Ledyaev became controversial not only for its radical Word of Faith teachings but also for its extreme views on homosexuality. He taught that Western countries are engaged in a conspiracy to promote homosexuality throughout the world and called for laws criminalizing homosexuality altogether. Ledyaev also praised Vladimir Putin’s and Russian Orthodox Church’s Patriarch Kyrill’s anti-homosexual attitudes and declarations. Delegations of the New Generation Church attended international pro-family events sponsored by Russian pro-government organizations.

Notwithstanding the common opposition to the LGBT rights, the Russian Orthodox Church considered that, while it expanded to Russia, New Generation had committed the unforgivable sin of converting Orthodox believers to its church. It thus mobilized its anti-cult operatives, and since at least 2005 Alexander Dvorkin, his deputy Alexander Novopashin, and the Russian branch of FECRIS have accused New Generation of being a “destructive cult.”

A service of the New Generation Church. From Facebook.
A service of the New Generation Church. From Facebook.

In 2021, New Generation has been declared “undesirable” in Russia. As a reaction, Ledyaev radically changed his attitude towards Putin and the Russian Orthodox Church, and compared the Russian President to Emperor Nero of Rome, the great persecutor of early Christians. This was again paradoxical, considering that at the same time New Generation and Ledyaev were in trouble with Latvian authorities for their refusal to comply with health regulations about COVID-19 and campaigns against the vaccines—in which they were on the same side of several pro-Russian organizations.

Unlike the latter, New Generation resolutely condemned the Russian invasion of Ukraine, and collected humanitarian aid. Dvorkin and Novopashin claim that in fact what New Generation is collecting is “money for the Nazi Azov Battalion.” Officers of the Russian Ministry of Internal Affairs accused New Generation of requesting from its Russian followers “unquestioning obedience and the fulfillment of various orders and tasks for the benefit of the Armed Forces of Ukraine, for the benefit of the Azov Battalion.”

Rehabilitation centers connected with New Generation were also raided in Novosibirsk on August 15. From Telegram.
Rehabilitation centers connected with New Generation were also raided in Novosibirsk on August 15. From Telegram.

Since New Generation has several churches in Ukraine, Novopashin accuses it of having participated in the Orange Revolution of 2004 and the Euromaidan of 2014, together with other Pentecostal churches, and to be part of an American conspiracy. On August 16, Novopashin said in an interview about New Generation that “conferences of the leaders of this movement are constantly held on the territory of Ukraine. Politicians and political technologists from the United States came there, such calls were made: ‘We need to send as many missionaries to Russia as possible to reformat the consciousness of Russians under Euromaidan values ​​and to promote the theology of Maidan.’ What kind of ‘Maidan theology’ is this, we see now in Ukraine.”

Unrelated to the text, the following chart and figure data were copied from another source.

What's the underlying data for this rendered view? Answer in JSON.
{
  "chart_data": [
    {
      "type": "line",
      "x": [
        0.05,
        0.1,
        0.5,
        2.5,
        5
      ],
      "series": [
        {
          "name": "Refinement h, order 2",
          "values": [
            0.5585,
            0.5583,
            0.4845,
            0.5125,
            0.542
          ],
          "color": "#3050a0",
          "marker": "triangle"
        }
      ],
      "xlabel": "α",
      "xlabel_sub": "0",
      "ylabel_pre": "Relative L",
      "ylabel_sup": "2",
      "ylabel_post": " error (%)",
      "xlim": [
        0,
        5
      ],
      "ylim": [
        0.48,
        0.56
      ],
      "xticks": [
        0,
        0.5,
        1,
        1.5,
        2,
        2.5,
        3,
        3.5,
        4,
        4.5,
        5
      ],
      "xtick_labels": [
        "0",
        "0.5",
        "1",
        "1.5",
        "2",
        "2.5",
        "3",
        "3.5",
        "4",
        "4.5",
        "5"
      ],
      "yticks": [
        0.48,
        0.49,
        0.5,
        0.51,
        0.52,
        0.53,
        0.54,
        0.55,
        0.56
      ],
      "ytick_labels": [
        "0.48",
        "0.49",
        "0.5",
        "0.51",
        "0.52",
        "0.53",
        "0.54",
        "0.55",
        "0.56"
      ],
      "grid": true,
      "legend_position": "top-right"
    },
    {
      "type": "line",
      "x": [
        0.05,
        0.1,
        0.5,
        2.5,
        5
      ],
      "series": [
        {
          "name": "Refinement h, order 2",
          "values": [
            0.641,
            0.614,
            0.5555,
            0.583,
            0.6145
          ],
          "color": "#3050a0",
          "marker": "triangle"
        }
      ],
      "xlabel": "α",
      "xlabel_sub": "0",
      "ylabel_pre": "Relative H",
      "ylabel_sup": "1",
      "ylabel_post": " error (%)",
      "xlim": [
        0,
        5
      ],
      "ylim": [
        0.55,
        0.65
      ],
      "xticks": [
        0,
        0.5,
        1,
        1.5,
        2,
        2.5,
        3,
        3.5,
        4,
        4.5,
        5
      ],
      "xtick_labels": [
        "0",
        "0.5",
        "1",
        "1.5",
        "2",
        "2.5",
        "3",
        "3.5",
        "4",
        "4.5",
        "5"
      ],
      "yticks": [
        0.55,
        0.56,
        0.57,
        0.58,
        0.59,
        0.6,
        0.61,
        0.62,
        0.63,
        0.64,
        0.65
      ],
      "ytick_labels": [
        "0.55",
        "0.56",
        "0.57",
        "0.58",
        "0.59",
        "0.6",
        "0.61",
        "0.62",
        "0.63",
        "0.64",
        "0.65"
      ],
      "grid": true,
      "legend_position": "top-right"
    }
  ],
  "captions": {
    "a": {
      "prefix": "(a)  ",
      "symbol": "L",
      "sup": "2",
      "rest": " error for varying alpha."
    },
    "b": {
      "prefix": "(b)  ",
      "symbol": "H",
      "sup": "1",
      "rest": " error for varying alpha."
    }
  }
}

Novopashin also added that New Generation and other “Ukrainian” Pentecostal groups came to Russia for “collecting money for terrorist operations in Ukraine and recruited new mercenaries for the criminal nationalist battalions, which destroyed the civilian population of Donbass.”

On August 15, New Generation churches and private homes of members were raided by special forces in Chelyabinsk, Moscow, Kemerovo, Novosibirsk, Krasnodar, and Sochi. Dvorkin and Novopashin appeared on several TV programs to explain to the population that the “cult” operated pro-Ukrainian “cells” planning anti-Russian crimes. Several members were arrested.

Another image of the August 15 raids.
Another image of the August 15 raids.

New Generation is a controversial organization, mostly because of theories on LGBT rights and COVID-19 it shares with groups that actively support Russia in various countries. It is surely true that it actively seeks to convert Russian Orthodox believers (a crime in Russia). That it organizes sabotage activities in Russia on behalf of Ukraine and the Azov Battalion is, on the other hand, highly unlikely. Not without humor, Ledyaev answered the raids in Russia by playing in Riga the old Beatles song, “Back in the U.S.S.R.”